SETTLEMENT: Newly-Listed Progenity Inc. Admits to Fraudulently Using Wrong Billing Code

Posted on 07/25/2020

San Diego-based Progenity Inc., a listed company, whose major shareholder according to ownership records is Athyrium Capital Management LP (23,303,346 shares or 51.6% ownership), agreed to settle. Progenity is a biotechnology company that provides molecular and diagnostic tests. Kickbacks and fraudulent billing schemes undermine healthcare systems, often passing the costs onto others. Engaged in illegal kickback schemes, Progenity improperly used CPT code 88271, which applies to fluorescence in situ hybridization (“FISH”) procedures, knowing that its genetic tests were cell-free DNA sequencing-based NIPTs that are not FISH procedures and that CPT code 88271 did not accurately represent the tests performed. The settlement with the DOJ was US$ 49 million.

The case is being handled by the Office’s Civil Frauds Unit of the U.S. Department of Justice. The lawsuit filed by the DOJ alleges that Progenity over billed Medicaid and the U.S. Veteran’s Administration by fraudulently using a billing code that misrepresented the tests provided.

According to the press release, “When submitting claims for payment, healthcare providers use Current Procedural Terminology (“CPT”) codes to identify the nature of the medical procedure or services rendered. Government healthcare payors rely on the CPT code to determine whether the procedure or service is covered, as well as the level of reimbursement. From March 2014 through April 2016, PROGENITY fraudulently used CPT code 88271 to seek reimbursement for noninvasive prenatal tests (“NIPTs”) that screen for genetic disorders and abnormalities when this code misrepresented the services PROGENITY actually provided. As a result, PROGENITY received payments for non-reimbursable tests, or received substantially higher payments than it was entitled to receive. PROGENITY knew that many patients did not meet the medical necessity criteria for NIPTs, and that it could circumvent those requirements by billing under the incorrect billing code.”
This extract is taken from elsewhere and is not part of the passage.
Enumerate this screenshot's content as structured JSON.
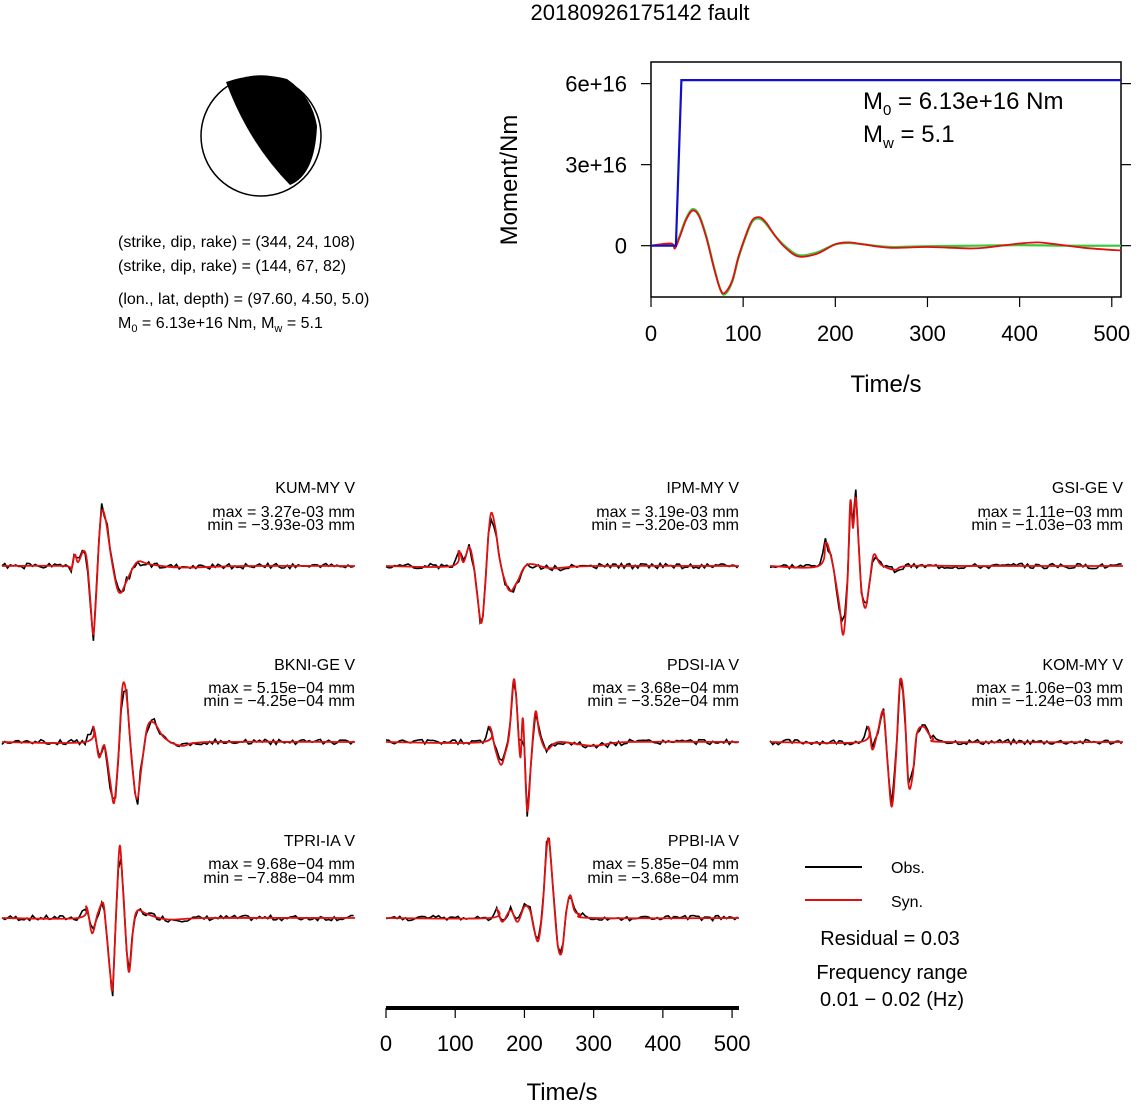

The press release adds, “PROGENITY induced physicians to order PROGENITY tests by engaging in three kickback schemes. First, from January 2012 through March 2016, PROGENITY paid “draw fees” to physicians or physician offices for blood specimens collected for PROGENITY tests. These fees exceeded the fair market value of the services performed. The total draw fees paid to physicians depended on the volume of blood specimens collected, so physicians would receive more money if they ordered more PROGENITY tests.

Second, from 2012 through 2018, PROGENITY sales representatives provided food and alcohol to physicians and their staff at gatherings, including happy hours and birthday or holiday parties, that often involved little or no educational content. For the vast majority of the relevant period, PROGENITY did not limit or even monitor the total amount its sales representatives spent on a physician. One former sales representative spent $65,658 on meals and alcohol for physicians during a single year.

Third, from January 2012 through April 2018, to market its expensive tests, PROGENITY routinely reduced or waived coinsurance and deductible payments without making the required individualized determination of financial need or reasonable collection efforts. Sales representatives informed physicians and their staff, as well as patients, that PROGENITY would waive coinsurance and deductibles, or limit the patient’s payment to a certain maximum out-of-pocket amount. And PROGENITY had agreements with several physicians that it would not collect any payments from their patients.”

In November 2017, Athyrium Capital Management led a Series B financing round of US$ 125 million in Progenity. In June 2020, Progenity went public in its initial public offering for US$ 100 million.